Produce a minimal reproducible example

If the issue appears to be new and can be reproduced in a fresh virtual environment, try to wrap it into a self-contained example, or minimal reproducing example (MRE). The goal is to isolate the problematic behavior (reproduce) with as little code as possible (minimal) and can usually be done in a single script (example). This is standard practice in the field, so plenty is already written about it.

This may seem like duplicated effort (I just showed the error, isn’t that enough?) but for a maintainer to dig into the root cause of an issue, they need to be able to get to your state on their machine. This is only possible by installing the versions of libraries you used and running a script(s) that reproduce the problematic behavior in a self-contained manner. Think about coming into the problem but without the time spend to get there; the maintainer is playing catch-up to everything you’ve doing before discovering the bug.

Remember the human

Most open-source tools are maintained by people who are not - and have not, and likely will not ever be - paid for doing so. As is stated in most licenses, these tools are distributed for free but without warranty or guarantees of fitness. The person dealing with your bug report or feature request is likely doing so in their free time with no expectation of compensation. Even the (relatively few) people who maintain open source tools as part of their day job tend to be overburdened with other responsibilities and aren’t able to budget large portions of their working hours to issue triage, user support, and bug fixes.

It may seem like each of the above steps are self-serving to open-source maintainers, simply diverting users to other solutions than directly getting their attention and support or making the users do some of the work.
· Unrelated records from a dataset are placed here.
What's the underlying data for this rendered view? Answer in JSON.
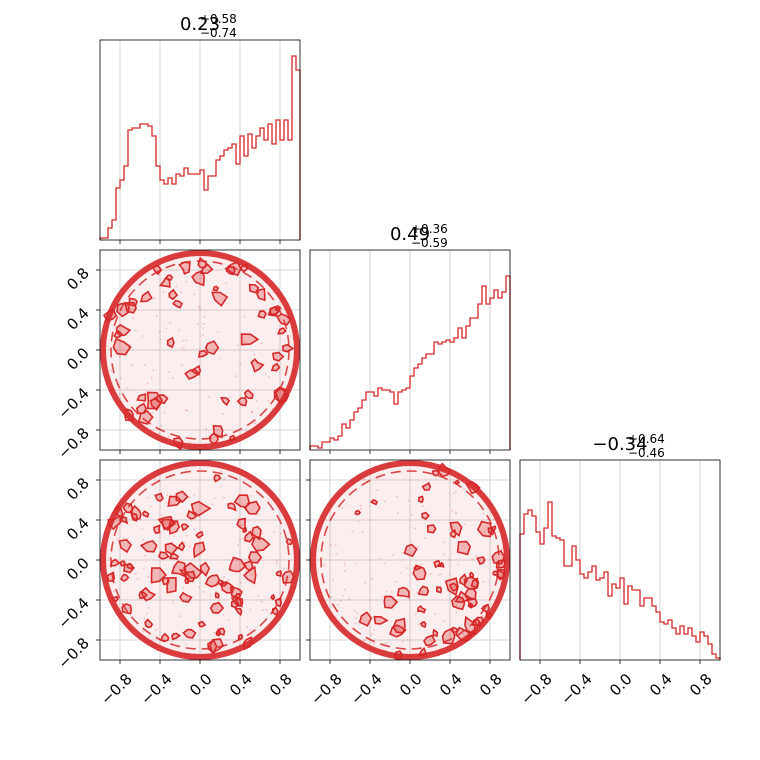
{
  "chart_data": {
    "type": "corner",
    "color": "#d62728",
    "grid": true,
    "ticks": [
      -0.8,
      -0.4,
      0.0,
      0.4,
      0.8
    ],
    "tick_labels": [
      "−0.8",
      "−0.4",
      "0.0",
      "0.4",
      "0.8"
    ],
    "range": [
      -1.0,
      1.0
    ],
    "parameters": [
      {
        "median": "0.23",
        "plus": "+0.58",
        "minus": "−0.74"
      },
      {
        "median": "0.49",
        "plus": "+0.36",
        "minus": "−0.59"
      },
      {
        "median": "−0.34",
        "plus": "+0.64",
        "minus": "−0.46"
      }
    ],
    "histograms": [
      {
        "param": 0,
        "bin_edges_range": [
          -1.0,
          1.0
        ],
        "bins": 50,
        "counts": [
          0.01,
          0.01,
          0.06,
          0.1,
          0.26,
          0.3,
          0.37,
          0.55,
          0.56,
          0.56,
          0.58,
          0.58,
          0.57,
          0.52,
          0.37,
          0.3,
          0.28,
          0.31,
          0.28,
          0.33,
          0.32,
          0.36,
          0.33,
          0.33,
          0.33,
          0.35,
          0.25,
          0.32,
          0.32,
          0.4,
          0.42,
          0.45,
          0.46,
          0.48,
          0.38,
          0.52,
          0.42,
          0.53,
          0.46,
          0.52,
          0.56,
          0.5,
          0.58,
          0.48,
          0.6,
          0.5,
          0.6,
          0.5,
          0.92,
          0.85
        ]
      },
      {
        "param": 1,
        "bin_edges_range": [
          -1.0,
          1.0
        ],
        "bins": 50,
        "counts": [
          0.02,
          0.02,
          0.01,
          0.04,
          0.04,
          0.06,
          0.05,
          0.07,
          0.13,
          0.11,
          0.15,
          0.19,
          0.21,
          0.25,
          0.29,
          0.29,
          0.27,
          0.31,
          0.3,
          0.3,
          0.29,
          0.23,
          0.29,
          0.3,
          0.31,
          0.37,
          0.41,
          0.43,
          0.46,
          0.48,
          0.48,
          0.54,
          0.53,
          0.54,
          0.55,
          0.54,
          0.56,
          0.61,
          0.56,
          0.62,
          0.66,
          0.66,
          0.73,
          0.82,
          0.73,
          0.76,
          0.8,
          0.76,
          0.79,
          0.87
        ]
      },
      {
        "param": 2,
        "bin_edges_range": [
          -1.0,
          1.0
        ],
        "bins": 50,
        "counts": [
          0.63,
          0.73,
          0.75,
          0.72,
          0.64,
          0.58,
          0.66,
          0.79,
          0.62,
          0.61,
          0.6,
          0.47,
          0.47,
          0.57,
          0.5,
          0.43,
          0.41,
          0.44,
          0.47,
          0.4,
          0.41,
          0.44,
          0.32,
          0.38,
          0.36,
          0.41,
          0.28,
          0.37,
          0.35,
          0.35,
          0.27,
          0.31,
          0.31,
          0.27,
          0.24,
          0.19,
          0.18,
          0.2,
          0.16,
          0.13,
          0.17,
          0.13,
          0.16,
          0.12,
          0.09,
          0.14,
          0.12,
          0.08,
          0.03,
          0.01
        ]
      }
    ],
    "contours_2d": [
      {
        "x_param": 0,
        "y_param": 1,
        "support": "unit-disk",
        "description_of_density": "density concentrated on disk edge, strongest near x=1"
      },
      {
        "x_param": 0,
        "y_param": 2,
        "support": "unit-disk",
        "description_of_density": "near-uniform patchy density over unit disk"
      },
      {
        "x_param": 1,
        "y_param": 2,
        "support": "unit-disk",
        "description_of_density": "density concentrated in lower-right of disk"
      }
    ]
  }
}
That’s precisely what’s going on here:

  1. Documentation is a cheap way of demonstrating common use cases, which are probably sufficient for a majority of the user base.
  2. Archiving disussion (and bug reports, user support, etc.) on GitHub provides a relatively straightforward way for issues to not be re-solved repeatedly and for users (including future users) to help each other.
  3. Re-creating creating a virtual environment is a sort of blunt-force object that can remove cruft which may be confounding the apparent issue.
  4. Wrapping the behavior into a minimal reproducing example makes it easier - commonly, just makes it possible - for maintainers to make an attempt at figuring out what’s going wrong.
  5. Keeping reasonable expectations for support from unpaid volunteers is essential for all parties involved.

These steps, considered after evaluating if the project is still active, should make it more likely that your issue is engaged with by maintainers. Working for the Open Force Field Initiative, a project in the Open Molecular Software Foundation, I frequently am on the receiving end of many reports from users across several project. Those which follow some of these steps are much easier to work with than those that don’t, which for practical reasons has bearing on how quickly I’m able to see them to completion. (Frequently the user actually does most of the work and I’m able to quickly turnaround a bugfix with little effort.) I’m guilty about those that I respond to later or slip through the cracks for longer - but you can use these tips to your advantage and, with some non-trivial investment in reporting the issue, keep a spot at the front of the line.